A covariance based framework for the propagation of uncertainty through inverse problems with an application to force identification

Abstract

Inverse problems are widely encountered in fields as diverse as physics, geophysics, engineering and finance.
In the present paper, a covariance based framework for the estimation of their uncertainty is presented and applied to the problem of inverse force identification. A key step in its application involves the propagation of frequency response function (FRF) uncertainty through a matrix inversion, for example, between mobility and impedance. To this end a linearised inverse propagation relation is derived. This relation may be considered a generalisation of work presented in the particle physics literature, where we consider both complex valued and non-square matrices through a bivariate description of their uncertainty.

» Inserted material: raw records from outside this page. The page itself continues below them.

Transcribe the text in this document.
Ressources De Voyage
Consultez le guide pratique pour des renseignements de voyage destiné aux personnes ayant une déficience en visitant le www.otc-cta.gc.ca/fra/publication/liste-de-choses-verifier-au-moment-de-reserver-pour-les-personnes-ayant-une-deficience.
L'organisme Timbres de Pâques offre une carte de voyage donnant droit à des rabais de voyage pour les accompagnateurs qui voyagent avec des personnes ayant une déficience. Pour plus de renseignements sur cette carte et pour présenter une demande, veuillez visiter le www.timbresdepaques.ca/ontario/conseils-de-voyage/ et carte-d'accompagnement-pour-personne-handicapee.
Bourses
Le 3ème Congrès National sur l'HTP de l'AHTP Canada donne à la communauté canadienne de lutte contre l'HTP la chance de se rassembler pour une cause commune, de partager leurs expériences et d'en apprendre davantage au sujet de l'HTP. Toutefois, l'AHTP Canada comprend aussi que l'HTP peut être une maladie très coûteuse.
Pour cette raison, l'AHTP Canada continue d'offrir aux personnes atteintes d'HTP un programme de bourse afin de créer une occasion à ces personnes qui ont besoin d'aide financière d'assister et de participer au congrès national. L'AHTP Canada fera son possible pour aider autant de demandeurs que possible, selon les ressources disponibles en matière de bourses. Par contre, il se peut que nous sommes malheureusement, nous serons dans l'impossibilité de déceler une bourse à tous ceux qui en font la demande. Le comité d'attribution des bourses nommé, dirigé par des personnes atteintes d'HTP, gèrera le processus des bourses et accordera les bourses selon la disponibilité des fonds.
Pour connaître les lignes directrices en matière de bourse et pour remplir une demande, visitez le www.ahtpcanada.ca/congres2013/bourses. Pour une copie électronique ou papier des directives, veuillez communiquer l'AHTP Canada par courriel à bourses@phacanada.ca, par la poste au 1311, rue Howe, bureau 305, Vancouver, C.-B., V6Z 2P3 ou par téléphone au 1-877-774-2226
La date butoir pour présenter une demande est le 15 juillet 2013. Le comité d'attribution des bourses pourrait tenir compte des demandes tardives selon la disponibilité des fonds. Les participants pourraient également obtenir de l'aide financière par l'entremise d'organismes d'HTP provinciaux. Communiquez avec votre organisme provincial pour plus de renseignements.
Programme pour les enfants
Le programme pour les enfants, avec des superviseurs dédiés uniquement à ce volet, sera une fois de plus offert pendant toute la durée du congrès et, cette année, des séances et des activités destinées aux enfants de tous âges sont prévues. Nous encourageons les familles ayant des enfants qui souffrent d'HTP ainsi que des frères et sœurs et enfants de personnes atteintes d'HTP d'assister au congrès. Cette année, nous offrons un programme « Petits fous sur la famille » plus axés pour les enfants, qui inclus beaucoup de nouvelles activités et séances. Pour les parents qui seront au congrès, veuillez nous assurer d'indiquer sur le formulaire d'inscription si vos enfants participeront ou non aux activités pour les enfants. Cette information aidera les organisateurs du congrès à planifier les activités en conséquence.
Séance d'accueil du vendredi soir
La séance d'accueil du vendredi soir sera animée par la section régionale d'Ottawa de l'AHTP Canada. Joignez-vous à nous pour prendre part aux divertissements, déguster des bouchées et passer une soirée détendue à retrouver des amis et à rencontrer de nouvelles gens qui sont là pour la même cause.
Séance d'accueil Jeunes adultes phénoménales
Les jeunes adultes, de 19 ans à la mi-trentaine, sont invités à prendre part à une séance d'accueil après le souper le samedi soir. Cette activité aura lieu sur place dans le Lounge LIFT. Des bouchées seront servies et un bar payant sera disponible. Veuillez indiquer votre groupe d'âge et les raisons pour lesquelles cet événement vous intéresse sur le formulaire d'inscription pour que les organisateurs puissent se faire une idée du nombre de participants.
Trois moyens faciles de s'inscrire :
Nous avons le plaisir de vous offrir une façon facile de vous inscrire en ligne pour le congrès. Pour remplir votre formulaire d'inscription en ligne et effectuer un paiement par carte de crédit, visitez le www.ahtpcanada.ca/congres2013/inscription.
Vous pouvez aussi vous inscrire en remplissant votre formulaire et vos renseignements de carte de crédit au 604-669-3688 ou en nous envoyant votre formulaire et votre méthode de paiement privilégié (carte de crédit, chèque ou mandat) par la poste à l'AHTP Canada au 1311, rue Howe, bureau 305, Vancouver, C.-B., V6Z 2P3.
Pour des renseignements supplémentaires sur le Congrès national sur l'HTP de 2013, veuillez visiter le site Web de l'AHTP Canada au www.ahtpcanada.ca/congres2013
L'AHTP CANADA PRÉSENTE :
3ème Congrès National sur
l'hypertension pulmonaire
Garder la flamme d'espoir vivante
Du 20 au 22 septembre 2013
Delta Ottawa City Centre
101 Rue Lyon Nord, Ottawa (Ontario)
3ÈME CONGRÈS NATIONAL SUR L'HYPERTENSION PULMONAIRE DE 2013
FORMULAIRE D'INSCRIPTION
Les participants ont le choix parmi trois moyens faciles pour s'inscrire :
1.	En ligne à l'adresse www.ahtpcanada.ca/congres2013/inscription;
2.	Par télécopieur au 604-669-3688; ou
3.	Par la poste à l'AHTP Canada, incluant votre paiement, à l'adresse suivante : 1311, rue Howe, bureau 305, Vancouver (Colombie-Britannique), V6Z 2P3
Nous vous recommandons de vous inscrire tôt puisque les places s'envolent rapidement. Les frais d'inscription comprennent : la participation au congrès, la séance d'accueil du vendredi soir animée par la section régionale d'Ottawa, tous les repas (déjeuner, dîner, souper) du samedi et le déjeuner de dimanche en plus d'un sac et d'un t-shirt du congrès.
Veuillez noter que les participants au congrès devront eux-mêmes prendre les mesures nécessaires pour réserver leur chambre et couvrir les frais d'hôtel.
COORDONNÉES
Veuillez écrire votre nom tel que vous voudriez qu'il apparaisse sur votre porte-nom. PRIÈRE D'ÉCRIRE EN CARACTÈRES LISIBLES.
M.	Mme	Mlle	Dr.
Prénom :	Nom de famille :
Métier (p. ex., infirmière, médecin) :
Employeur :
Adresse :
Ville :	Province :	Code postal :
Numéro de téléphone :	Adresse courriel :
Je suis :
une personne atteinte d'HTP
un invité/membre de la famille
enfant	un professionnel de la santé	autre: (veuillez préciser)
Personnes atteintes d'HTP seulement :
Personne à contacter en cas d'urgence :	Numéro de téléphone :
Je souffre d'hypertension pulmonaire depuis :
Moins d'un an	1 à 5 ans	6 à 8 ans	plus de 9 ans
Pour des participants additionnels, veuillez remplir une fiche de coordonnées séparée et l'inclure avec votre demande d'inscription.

Results are illustrated, first, through a numerical simulation where force and moment pairs are applied to a free-free beam model. An experimental study then illustrates the in-situ determination of blocked forces and their subsequent use in the prediction of an operational response. The uncertainties predicted by the proposed framework are in agreement with those acquired through Monte-Carlo (MC) methods for small input variance but are obtained at much lower computational cost, and with improved insight. In the process illustrating the propagation framework, matrix condition number, often taken as an indicator of uncertainty, is shown to relate poorly to a more rigorous uncertainty estimate, leaving open the question as to whether condition number is an appropriate indicator of uncertainty.